Created attachment 43526 [details] [review] dmesg Radeon Driver reports EDID errors every 10 seconds, which causes related log files increased over 100M in size every day. OS: Ubuntu Maverick 10.10 Desktop Kernel_version: Ubuntu 2.6.35-25.44-generic 2.6.35.10 Mother Board: ECS A740GM-M Chipset: AMD 740G, integrated ATI Radeon 2100
Created attachment 43527 [details] [review] Xorg.0.log Xorg.0.log provided.
Created attachment 43529 [details] [review] dump lspci
Created attachment 43530 [details] vbios
a little more description about the problem. 1. Existing for long The problem has been reported from April 2010 or before, on all Linux platform. Appears the Radeon driver has repeated EDID error and RAW dump reported into syslog and related log files, causes log file rapidly increasing in size of 100M per day. 2. Specific to my HW. The mother board ECS A740GM-M version 7.0 uses chipset AMD 740G, which integrated ATI Radeon 2100. The chip support VGA and DVI ports, but to this version of mother board, the manufacture only has VGA connector installed. There no DVI port at all on this mother board. The Radeon driver repeatedly scans the video connectors, reports a connection detected on DVI-1, but with invalid EDID checksum. 3. Severity of the problem Since the great amount of dump to log happens in every 10 seconds, the system suffering in obvious performance degrade. In some slower system, report says the system appears frozen about 5 seconds in every 10 seconds. In non-GUI configuration, the repeated EDID error message dump into console for every 10 seconds, makes the system hardly management. 4. Whos fault The board has no DVI connector at all, but the Radeon driver repeatedly find a connection on DVI-1 port. It possibly because the manufacture does not handle the unconnected DVI signals properly, which causes the driver keep claim finding a monitor connected into DVI-1 port. However, these repeated message were useless to ordinary end user, instead of annoying and lower system performance. I will like rather see such error message in log only once for every system reboot, or provide a debug switch in xorg.conf to allow the error to be repeatedly reported (in case a debug engineer want to on-site). Other thought is, the driver could better to provide option in xorg.conf to disable detect on specified video port, so the driver will NOT to scan and detect those ports over and over again.
Is this still an issue with a newer kernel?

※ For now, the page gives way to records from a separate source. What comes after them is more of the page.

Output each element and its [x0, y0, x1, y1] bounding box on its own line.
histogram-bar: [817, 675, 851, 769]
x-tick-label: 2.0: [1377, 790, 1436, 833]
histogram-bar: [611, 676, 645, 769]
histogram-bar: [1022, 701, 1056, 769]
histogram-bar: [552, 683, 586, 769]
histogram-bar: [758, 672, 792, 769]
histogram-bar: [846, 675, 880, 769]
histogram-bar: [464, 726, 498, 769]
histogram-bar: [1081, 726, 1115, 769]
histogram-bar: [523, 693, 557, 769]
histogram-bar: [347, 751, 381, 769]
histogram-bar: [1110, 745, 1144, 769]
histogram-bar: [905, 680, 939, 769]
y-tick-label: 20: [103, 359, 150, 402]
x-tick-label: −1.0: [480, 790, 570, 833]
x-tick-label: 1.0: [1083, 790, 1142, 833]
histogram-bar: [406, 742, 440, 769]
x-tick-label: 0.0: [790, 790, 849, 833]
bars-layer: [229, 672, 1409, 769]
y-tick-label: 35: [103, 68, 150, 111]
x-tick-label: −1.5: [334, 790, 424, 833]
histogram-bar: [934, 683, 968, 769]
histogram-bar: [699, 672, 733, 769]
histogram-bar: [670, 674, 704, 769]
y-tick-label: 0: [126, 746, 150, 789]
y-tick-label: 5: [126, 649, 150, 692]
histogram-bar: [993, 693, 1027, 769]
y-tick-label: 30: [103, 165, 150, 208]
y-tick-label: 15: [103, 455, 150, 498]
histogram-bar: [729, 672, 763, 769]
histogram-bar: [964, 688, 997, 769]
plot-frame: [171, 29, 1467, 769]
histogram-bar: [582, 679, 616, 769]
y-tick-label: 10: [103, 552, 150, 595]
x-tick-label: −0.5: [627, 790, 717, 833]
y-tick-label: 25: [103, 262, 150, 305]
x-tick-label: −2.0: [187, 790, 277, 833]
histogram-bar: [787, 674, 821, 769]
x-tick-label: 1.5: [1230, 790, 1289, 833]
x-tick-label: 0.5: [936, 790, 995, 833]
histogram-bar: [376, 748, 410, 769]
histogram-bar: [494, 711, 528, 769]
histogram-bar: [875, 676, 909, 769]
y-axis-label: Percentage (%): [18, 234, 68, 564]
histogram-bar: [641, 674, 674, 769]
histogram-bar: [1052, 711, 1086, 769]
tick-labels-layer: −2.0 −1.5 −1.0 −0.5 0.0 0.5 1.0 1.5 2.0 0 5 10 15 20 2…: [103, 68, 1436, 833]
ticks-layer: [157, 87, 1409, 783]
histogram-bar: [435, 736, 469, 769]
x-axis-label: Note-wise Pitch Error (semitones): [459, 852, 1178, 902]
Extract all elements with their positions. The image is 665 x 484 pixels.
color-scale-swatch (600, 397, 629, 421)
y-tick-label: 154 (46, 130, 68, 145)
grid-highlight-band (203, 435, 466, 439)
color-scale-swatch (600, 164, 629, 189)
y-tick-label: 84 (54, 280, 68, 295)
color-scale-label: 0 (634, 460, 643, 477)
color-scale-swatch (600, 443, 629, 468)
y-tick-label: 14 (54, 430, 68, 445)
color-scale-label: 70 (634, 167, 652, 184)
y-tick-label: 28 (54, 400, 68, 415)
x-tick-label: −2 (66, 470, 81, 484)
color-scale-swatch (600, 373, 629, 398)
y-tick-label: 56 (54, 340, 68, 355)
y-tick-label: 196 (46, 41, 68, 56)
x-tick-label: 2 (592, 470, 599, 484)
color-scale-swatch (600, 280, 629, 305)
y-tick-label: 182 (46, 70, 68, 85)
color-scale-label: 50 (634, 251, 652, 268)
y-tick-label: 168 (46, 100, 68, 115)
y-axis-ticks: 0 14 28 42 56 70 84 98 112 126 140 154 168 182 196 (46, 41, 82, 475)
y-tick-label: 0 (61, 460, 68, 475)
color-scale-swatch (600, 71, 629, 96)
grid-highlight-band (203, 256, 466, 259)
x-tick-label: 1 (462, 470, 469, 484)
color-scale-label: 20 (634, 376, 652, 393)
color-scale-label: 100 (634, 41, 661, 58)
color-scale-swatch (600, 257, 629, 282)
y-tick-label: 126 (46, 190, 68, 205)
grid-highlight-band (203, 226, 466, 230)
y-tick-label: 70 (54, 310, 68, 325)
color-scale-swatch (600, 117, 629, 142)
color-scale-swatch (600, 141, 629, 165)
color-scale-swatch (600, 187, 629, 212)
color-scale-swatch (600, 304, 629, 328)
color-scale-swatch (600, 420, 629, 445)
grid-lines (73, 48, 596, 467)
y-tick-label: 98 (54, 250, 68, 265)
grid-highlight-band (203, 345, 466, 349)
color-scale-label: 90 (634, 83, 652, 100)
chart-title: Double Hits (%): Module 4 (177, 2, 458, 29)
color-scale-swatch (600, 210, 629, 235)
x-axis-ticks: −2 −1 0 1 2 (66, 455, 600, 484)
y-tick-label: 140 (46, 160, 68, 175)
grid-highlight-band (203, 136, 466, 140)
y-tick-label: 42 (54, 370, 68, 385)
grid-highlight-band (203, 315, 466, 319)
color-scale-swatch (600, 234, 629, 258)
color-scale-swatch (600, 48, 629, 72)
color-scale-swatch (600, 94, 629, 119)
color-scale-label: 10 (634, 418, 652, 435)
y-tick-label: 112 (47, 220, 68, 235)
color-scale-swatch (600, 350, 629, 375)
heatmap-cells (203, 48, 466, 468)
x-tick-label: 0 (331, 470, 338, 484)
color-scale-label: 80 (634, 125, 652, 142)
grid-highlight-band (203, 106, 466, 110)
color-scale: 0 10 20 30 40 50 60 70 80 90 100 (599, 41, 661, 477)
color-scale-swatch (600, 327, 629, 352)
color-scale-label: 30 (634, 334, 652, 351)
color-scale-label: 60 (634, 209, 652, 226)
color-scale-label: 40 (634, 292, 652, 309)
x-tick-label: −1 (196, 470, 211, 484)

The problem is known in Ubuntu: see https://bugs.launchpad.net/ubuntu/+source/linux/+bug/810926. Either upgrade your system to Ubuntu Oneiric or install the fixed kernel (with backported kernel patches) from Launchpad PPA for Ubuntu Maverick. Both solutions will fix the problem, as it did for the others having this special buggy chipset. btw the Ubuntu bug has been closed with status Fix released.